Significantly, India's current account balance, excluding oil and gold imports, surged to a surplus of 3.3% of GDP from 2.9% a year ago. This indicates a healthy underlying external position, despite the challenges posed by high commodity prices.

Capital Flows and Forex Reserves :Capital inflows moderated to 1.9% of GDP from 3.5% in the same quarter last year. While FDI and FPI inflows picked up, overall flows were dampened by lower "other investments". This resulted in lower forex reserve accretion of $6 billion in Q3FY24 compared to $11 billion last year. 

The domestic savings rate also increased to a healthy 28.3% of GDP in Q3FY24. The improvement in India's external and domestic imbalances bodes well for macroeconomic stability. 

Government Finances: The total spending increased by 7.3% year-on-year, with 80% allocated to capital expenditure. Total receipts grew by 10.1%, supported by strong personal income tax collections.

With the economy expected to slow, achieving next year's ambitious 11.6% growth in gross tax revenues will be crucial. In this context, the strong 11.5% rise in GST collections to a record 􏰂1.78 trillion in March 2024 is encouraging. 

Indian Equity

A notable trend in India's growth story is the improvement in capacity utilization, largely driven by cyclical and capital- intensive sectors such as auto, metals, capital goods, cement, and petroleum products. This suggests that corporates are investing to keep pace with rising demand. Capacity utilization stood at a healthy 74% in Q2 FY24 and is expected to have risen further based on the surge in manufacturing PMI during Q4 FY24.
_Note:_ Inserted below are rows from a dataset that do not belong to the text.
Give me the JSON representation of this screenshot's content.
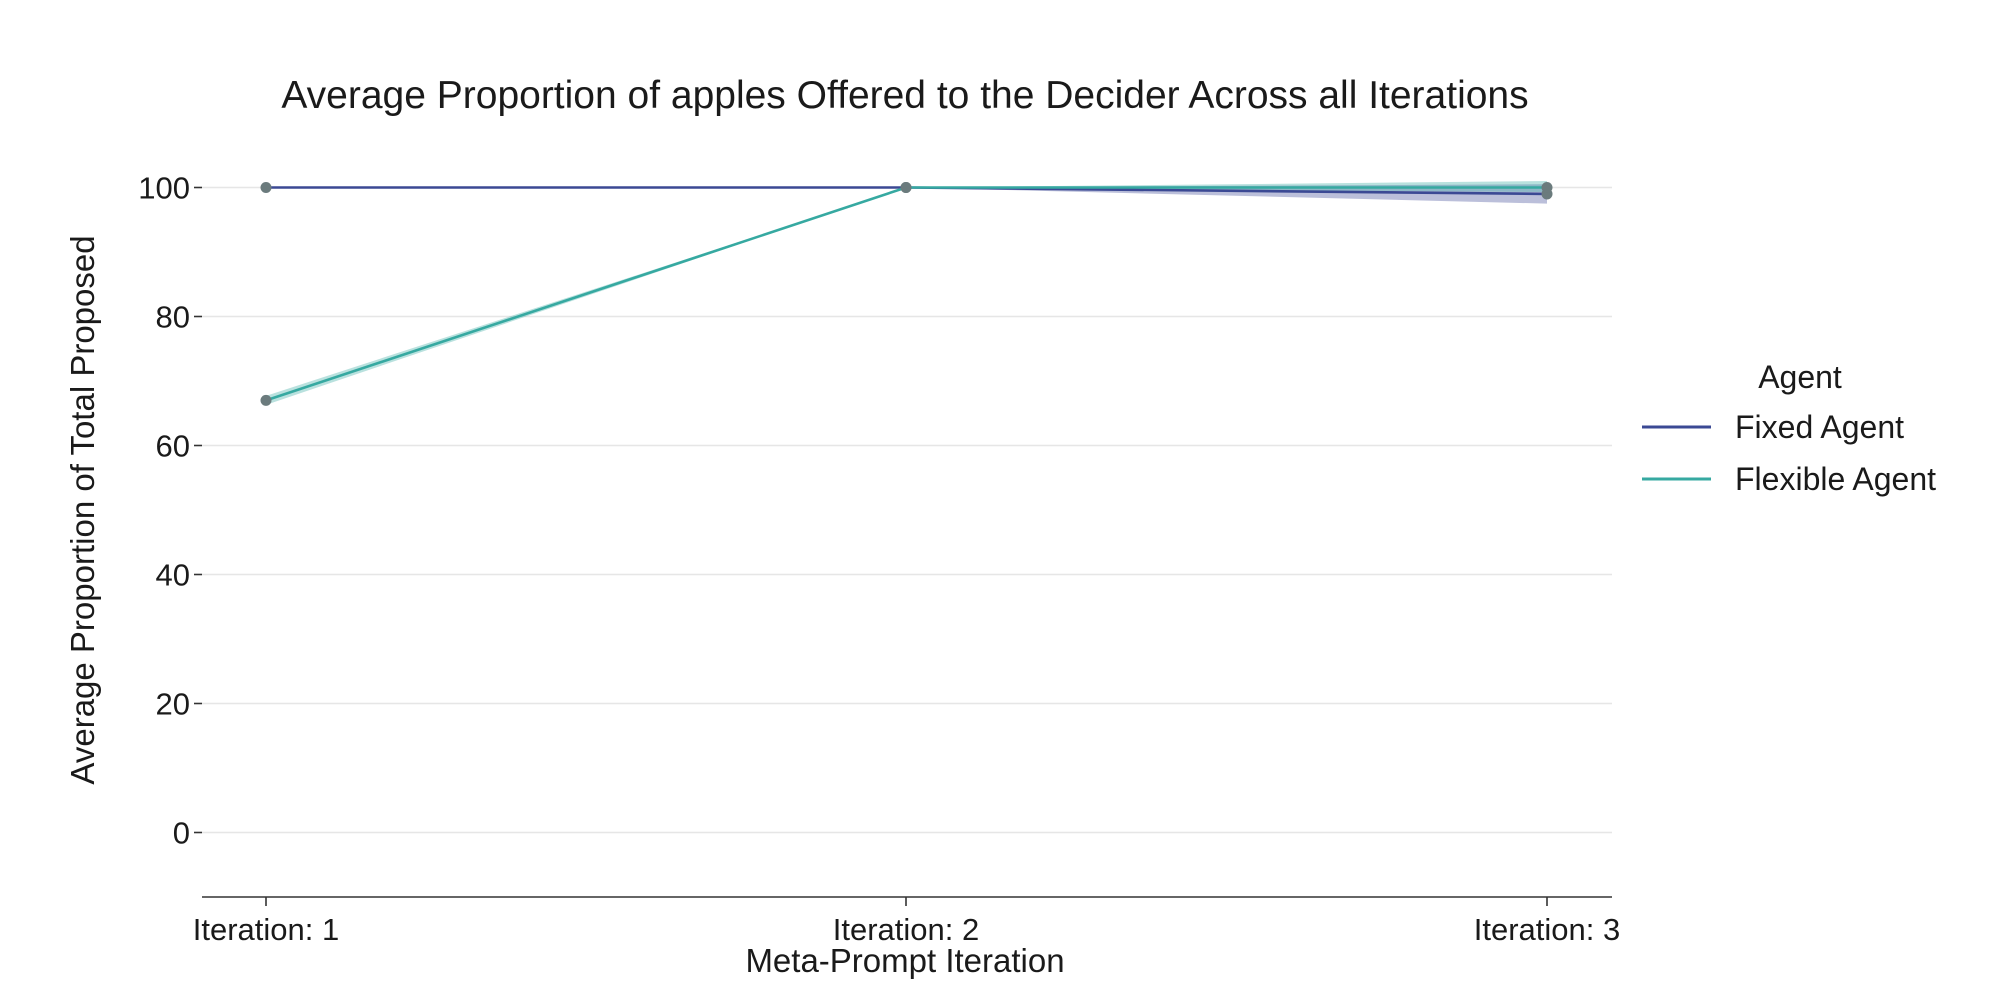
{
  "chart_data": {
    "type": "line",
    "title": "Average Proportion of apples Offered to the Decider Across all Iterations",
    "xlabel": "Meta-Prompt Iteration",
    "ylabel": "Average Proportion of Total Proposed",
    "categories": [
      "Iteration: 1",
      "Iteration: 2",
      "Iteration: 3"
    ],
    "ylim": [
      -10,
      110
    ],
    "yticks": [
      0,
      20,
      40,
      60,
      80,
      100
    ],
    "grid": true,
    "legend": {
      "title": "Agent",
      "position": "right"
    },
    "series": [
      {
        "name": "Fixed Agent",
        "color": "#3b4994",
        "values": [
          100,
          100,
          99
        ],
        "ci_lower": [
          100,
          100,
          97.5
        ],
        "ci_upper": [
          100,
          100,
          100.5
        ]
      },
      {
        "name": "Flexible Agent",
        "color": "#36a9a1",
        "values": [
          67,
          100,
          100
        ],
        "ci_lower": [
          66.3,
          100,
          99.3
        ],
        "ci_upper": [
          67.7,
          100,
          101
        ]
      }
    ],
    "marker_color": "#6b7b7d"
  }
}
The uptick in volumes is primarily led by sectors related to manufacturing and infrastructure, rather than fresh capacities, indicating that the private capex cycle is still in its nascent stages. On the flip side, consumption-linked sectors are witnessing muted volume growth, with some segments like apparel, furniture, electronics, wood, tobacco, and chemicals even seeing a sharp slowdown.

Corporate Profitability & Investment Outlook: The corporate profit upcycle in India is showing signs of sustainability. While the current pace of expansion may moderate, double-digit profit growth is still likely, given benign commodity prices and rising demand. Importantly, corporate balance sheets are healthier than in previous cycles, with companies having raised resources from equity markets, keeping leverage under check.

Indian Debt

According to Crisil Rating Study, there are three factors driving credit quality of corporates in Fy24 :

  • Deleveraged Balance Sheets

  • Sustained Domestic Demand

  • Government Driven Capex

  • Sectors leading the upgrades include Infrastructure linked sectors, automotive (auto) components, education Sectors that saw downgrades include export-oriented sectors like textile, marine products and agricultural products like edible oils due to global headwinds Credit opportunities in India: With India's improving fundamentals and government promotion of private credit, the credit cycle in India has been on an upswing, offering opportunities in credit risk funds.

With the upcoming rise in debt opportunities, we continue to hold an increased duration in the fixed-income portfolio to capitalize on the softening of yields in the next 1-3 years.

We continue to hold our view to increase duration in the fixed income portfolio so as to capitalize on the softening of yields in the next 1-3 years

  1. 65% - 70% of the portfolio can be invested in combination of G-Sec roll down strategies through a combination of 10 - 14 years' maturity Bonds/Funds and for 20 to 30 years' average maturity prefer to invest through G-Sec MFs.

  2. Equity Savings funds which aim to generate enhanced returns than traditional fixed income along with moderate volatility through a combination of equities, arbitrage and fixed income instruments. 2.To improve the overall portfolio yield, 30% – 35% of the overall fixed income portfolio can be allocated to select high yield NCDs, Private Credit strategies & REITs/InvITs. 

3. For liquidity management or temporary parking, investments can be allocated to Floating Rate (min 9 – 12 months) Arbitrage/Ultra Short Term (min 6 months)/Liquid (1-3 months)/Overnight (less than 1 month) strategies.